Cases of arrant bastardry on foreign fishing vessels, spanning to the early 1990s, have gradually gained the notoriety they deserve.

It went beyond illegal fishing - although there was more than just a bait of that - and extended to the abject mistreatment of crew members.

It was a disgrace and a shame to this nation.

This was happening in our waters, under our watch, and as part of contracts with some of our businesses.

We were complicit in treatment that amounted, at its worst, to virtual slavery.


The Government, to its credit, decided in May last year to require reflagging of foreign-owned boats, effectively putting them under our laws.

This also held not only the people on the boats, but also the domestic operators who chartered them, accountable.

Outstanding, we said. The only problem appeared to be the rather lengthy transition period which meant it would not truly kick in until 2016.

The reassurance that answered this was that in the meantime bridging measures would be applied.

A strengthened code of practice would improve the lot of the seamen and accountability of their employers by setting minimum remuneration and pay standards, and putting the burden of proof on the New Zealand charter party.

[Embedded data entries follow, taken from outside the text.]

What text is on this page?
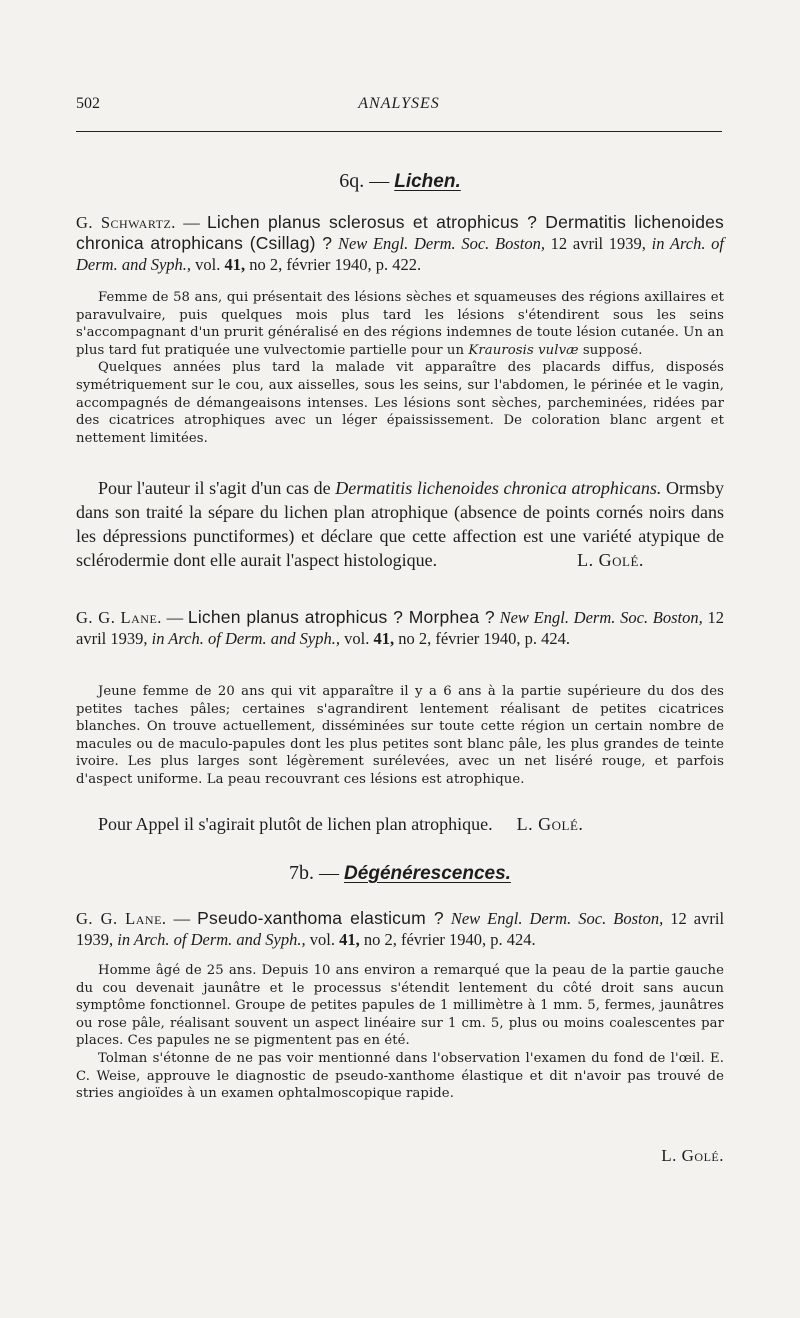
502	ANALYSES
6q. — Lichen.
G. Schwartz. — Lichen planus sclerosus et atrophicus ? Dermatitis lichenoides chronica atrophicans (Csillag) ? New Engl. Derm. Soc. Boston, 12 avril 1939, in Arch. of Derm. and Syph., vol. 41, no 2, février 1940, p. 422.

Femme de 58 ans, qui présentait des lésions sèches et squameuses des régions axillaires et paravulvaire, puis quelques mois plus tard les lésions s'étendirent sous les seins s'accompagnant d'un prurit généralisé en des régions indemnes de toute lésion cutanée. Un an plus tard fut pratiquée une vulvectomie partielle pour un Kraurosis vulvæ supposé.

Quelques années plus tard la malade vit apparaître des placards diffus, disposés symétriquement sur le cou, aux aisselles, sous les seins, sur l'abdomen, le périnée et le vagin, accompagnés de démangeaisons intenses. Les lésions sont sèches, parcheminées, ridées par des cicatrices atrophiques avec un léger épaississement. De coloration blanc argent et nettement limitées.

Pour l'auteur il s'agit d'un cas de Dermatitis lichenoides chronica atrophicans. Ormsby dans son traité la sépare du lichen plan atrophique (absence de points cornés noirs dans les dépressions punctiformes) et déclare que cette affection est une variété atypique de sclérodermie dont elle aurait l'aspect histologique.	L. Golé.

G. G. Lane. — Lichen planus atrophicus ? Morphea ? New Engl. Derm. Soc. Boston, 12 avril 1939, in Arch. of Derm. and Syph., vol. 41, no 2, février 1940, p. 424.

Jeune femme de 20 ans qui vit apparaître il y a 6 ans à la partie supérieure du dos des petites taches pâles; certaines s'agrandirent lentement réalisant de petites cicatrices blanches. On trouve actuellement, disséminées sur toute cette région un certain nombre de macules ou de maculo-papules dont les plus petites sont blanc pâle, les plus grandes de teinte ivoire. Les plus larges sont légèrement surélevées, avec un net liséré rouge, et parfois d'aspect uniforme. La peau recouvrant ces lésions est atrophique.

Pour Appel il s'agirait plutôt de lichen plan atrophique. L. Golé.

7b. — Dégénérescences.
G. G. Lane. — Pseudo-xanthoma elasticum ? New Engl. Derm. Soc. Boston, 12 avril 1939, in Arch. of Derm. and Syph., vol. 41, no 2, février 1940, p. 424.

Homme âgé de 25 ans. Depuis 10 ans environ a remarqué que la peau de la partie gauche du cou devenait jaunâtre et le processus s'étendit lentement du côté droit sans aucun symptôme fonctionnel. Groupe de petites papules de 1 millimètre à 1 mm. 5, fermes, jaunâtres ou rose pâle, réalisant souvent un aspect linéaire sur 1 cm. 5, plus ou moins coalescentes par places. Ces papules ne se pigmentent pas en été.

Tolman s'étonne de ne pas voir mentionné dans l'observation l'examen du fond de l'œil. E. C. Weise, approuve le diagnostic de pseudo-xanthome élastique et dit n'avoir pas trouvé de stries angioïdes à un examen ophtalmoscopique rapide.

L. Golé.
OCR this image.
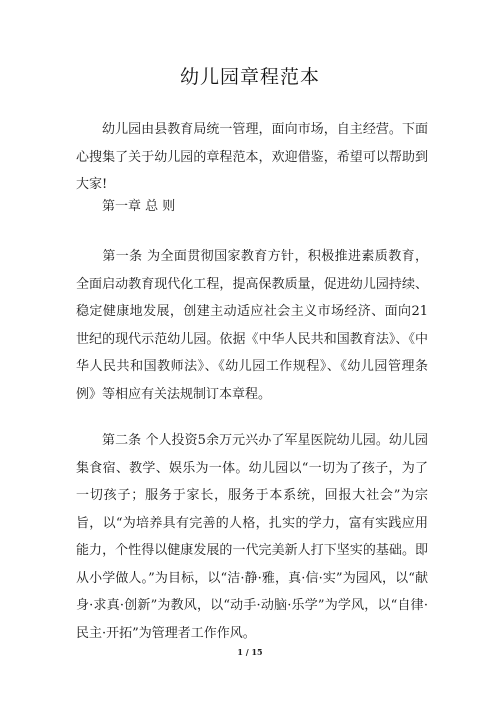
幼儿园章程范本
幼儿园由县教育局统一管理，面向市场，自主经营。下面心搜集了关于幼儿园的章程范本，欢迎借鉴，希望可以帮助到大家!
第一章 总 则
第一条 为全面贯彻国家教育方针，积极推进素质教育，全面启动教育现代化工程，提高保教质量，促进幼儿园持续、稳定健康地发展，创建主动适应社会主义市场经济、面向21世纪的现代示范幼儿园。依据《中华人民共和国教育法》、《中华人民共和国教师法》、《幼儿园工作规程》、《幼儿园管理条例》等相应有关法规制订本章程。
第二条 个人投资5余万元兴办了军星医院幼儿园。幼儿园集食宿、教学、娱乐为一体。幼儿园以“一切为了孩子，为了一切孩子；服务于家长，服务于本系统，回报大社会”为宗旨，以“为培养具有完善的人格，扎实的学力，富有实践应用能力，个性得以健康发展的一代完美新人打下坚实的基础。即从小学做人。”为目标，以“洁·静·雅，真·信·实”为园风，以“献身·求真·创新”为教风，以“动手·动脑·乐学”为学风，以“自律·民主·开拓”为管理者工作作风。
1 / 15
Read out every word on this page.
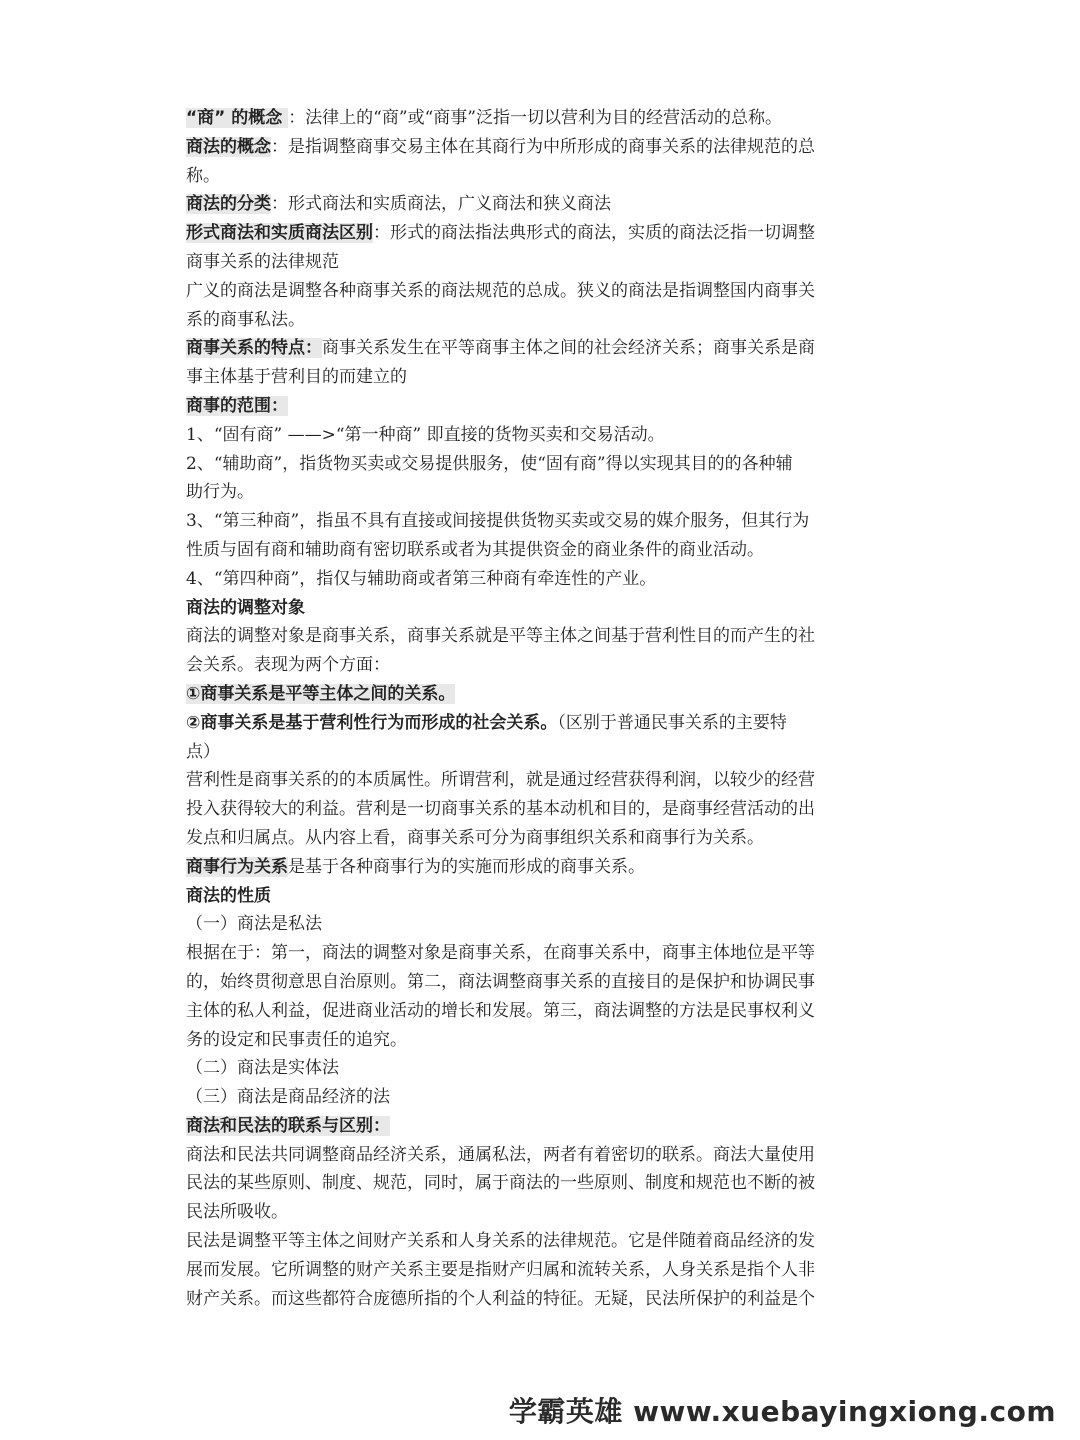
“商” 的概念 ：法律上的“商”或“商事”泛指一切以营利为目的经营活动的总称。
商法的概念：是指调整商事交易主体在其商行为中所形成的商事关系的法律规范的总
称。
商法的分类：形式商法和实质商法，广义商法和狭义商法
形式商法和实质商法区别：形式的商法指法典形式的商法，实质的商法泛指一切调整
商事关系的法律规范
广义的商法是调整各种商事关系的商法规范的总成。狭义的商法是指调整国内商事关
系的商事私法。
商事关系的特点：商事关系发生在平等商事主体之间的社会经济关系；商事关系是商
事主体基于营利目的而建立的
商事的范围：
1、“固有商” ——>“第一种商” 即直接的货物买卖和交易活动。
2、“辅助商”，指货物买卖或交易提供服务，使“固有商”得以实现其目的的各种辅
助行为。
3、“第三种商”，指虽不具有直接或间接提供货物买卖或交易的媒介服务，但其行为
性质与固有商和辅助商有密切联系或者为其提供资金的商业条件的商业活动。
4、“第四种商”，指仅与辅助商或者第三种商有牵连性的产业。
商法的调整对象
商法的调整对象是商事关系，商事关系就是平等主体之间基于营利性目的而产生的社
会关系。表现为两个方面：
①商事关系是平等主体之间的关系。
②商事关系是基于营利性行为而形成的社会关系。（区别于普通民事关系的主要特
点）
营利性是商事关系的的本质属性。所谓营利，就是通过经营获得利润，以较少的经营
投入获得较大的利益。营利是一切商事关系的基本动机和目的，是商事经营活动的出
发点和归属点。从内容上看，商事关系可分为商事组织关系和商事行为关系。
商事行为关系是基于各种商事行为的实施而形成的商事关系。
商法的性质
（一）商法是私法
根据在于：第一，商法的调整对象是商事关系，在商事关系中，商事主体地位是平等
的，始终贯彻意思自治原则。第二，商法调整商事关系的直接目的是保护和协调民事
主体的私人利益，促进商业活动的增长和发展。第三，商法调整的方法是民事权利义
务的设定和民事责任的追究。
（二）商法是实体法
（三）商法是商品经济的法
商法和民法的联系与区别：
商法和民法共同调整商品经济关系，通属私法，两者有着密切的联系。商法大量使用
民法的某些原则、制度、规范，同时，属于商法的一些原则、制度和规范也不断的被
民法所吸收。
民法是调整平等主体之间财产关系和人身关系的法律规范。它是伴随着商品经济的发
展而发展。它所调整的财产关系主要是指财产归属和流转关系，人身关系是指个人非
财产关系。而这些都符合庞德所指的个人利益的特征。无疑，民法所保护的利益是个
学霸英雄 www.xuebayingxiong.com
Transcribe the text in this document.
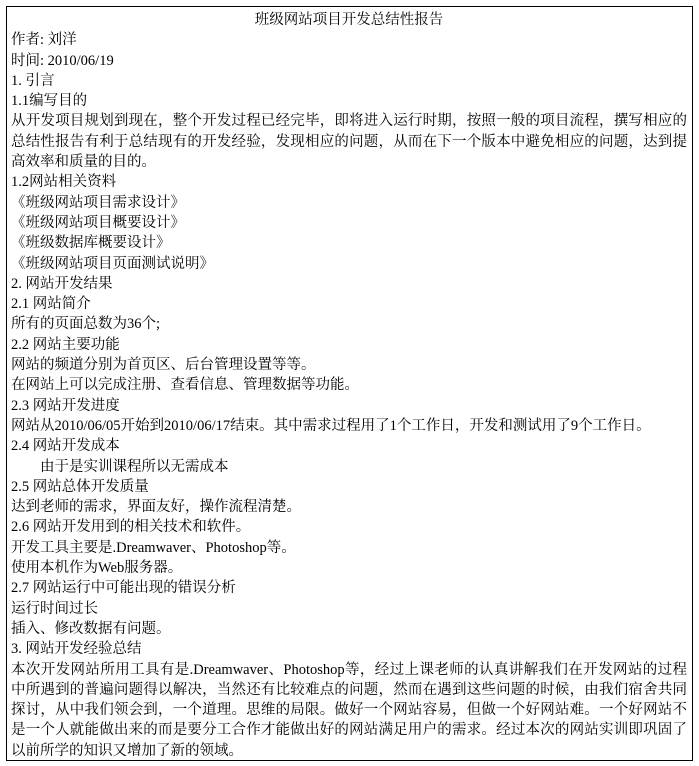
班级网站项目开发总结性报告
作者: 刘洋
时间: 2010/06/19
1. 引言
1.1编写目的
从开发项目规划到现在，整个开发过程已经完毕，即将进入运行时期，按照一般的项目流程，撰写相应的总结性报告有利于总结现有的开发经验，发现相应的问题，从而在下一个版本中避免相应的问题，达到提高效率和质量的目的。
1.2网站相关资料
《班级网站项目需求设计》
《班级网站项目概要设计》
《班级数据库概要设计》
《班级网站项目页面测试说明》
2. 网站开发结果
2.1 网站简介
所有的页面总数为36个;
2.2 网站主要功能
网站的频道分别为首页区、后台管理设置等等。
在网站上可以完成注册、查看信息、管理数据等功能。
2.3 网站开发进度
网站从2010/06/05开始到2010/06/17结束。其中需求过程用了1个工作日，开发和测试用了9个工作日。
2.4 网站开发成本
由于是实训课程所以无需成本
2.5 网站总体开发质量
达到老师的需求，界面友好，操作流程清楚。
2.6 网站开发用到的相关技术和软件。
开发工具主要是.Dreamwaver、Photoshop等。
使用本机作为Web服务器。
2.7 网站运行中可能出现的错误分析
运行时间过长
插入、修改数据有问题。
3. 网站开发经验总结
本次开发网站所用工具有是.Dreamwaver、Photoshop等，经过上课老师的认真讲解我们在开发网站的过程中所遇到的普遍问题得以解决，当然还有比较难点的问题，然而在遇到这些问题的时候，由我们宿舍共同探讨，从中我们领会到，一个道理。思维的局限。做好一个网站容易，但做一个好网站难。一个好网站不是一个人就能做出来的而是要分工合作才能做出好的网站满足用户的需求。经过本次的网站实训即巩固了以前所学的知识又增加了新的领域。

Yet nobody was pretending that those measures would in themselves suffice. A law change was still needed.

But now a select committee report into the new law has determined that there will be a special exemption for Maori quota holders that have fishing ventures with foreign vessels.

They would have until 2020. And why is this?

Apparently the 1992 Sealords Treaty deal has a sanctity of its own. One which means that what is effectively human rights legislation can just wait its patience.

Iwi take the view that the special treatment is essential because otherwise Maori fishing interests guaranteed under the Sealords deal would be severely devalued.

Makes you wonder why exactly this would be, though, if the pay and conditions of those on the vessels are already in line with the minimums set by our own laws.

If it is not, and the iwi profits are even partly coming on the back of poor treatment of foreign crews, then a bit of severe devaluation is entirely in order.

The criticism has already been levelled that, in any case, the idea behind the iwi fisheries settlement wasn't to empower the hiring of super-cheap foreign crews, but to develop jobs and skills among Maori.

ACT leader John Banks has sharply criticised what he calls the privileged treatment of some iwi quota holders in this matter, and Primary Industries Minister Nathan Guy has acknowledged concerns of his own.

Good. Because as things stand this does appear to be requiring less of iwi than of others - and on an issue where nobody has an excuse to behave badly.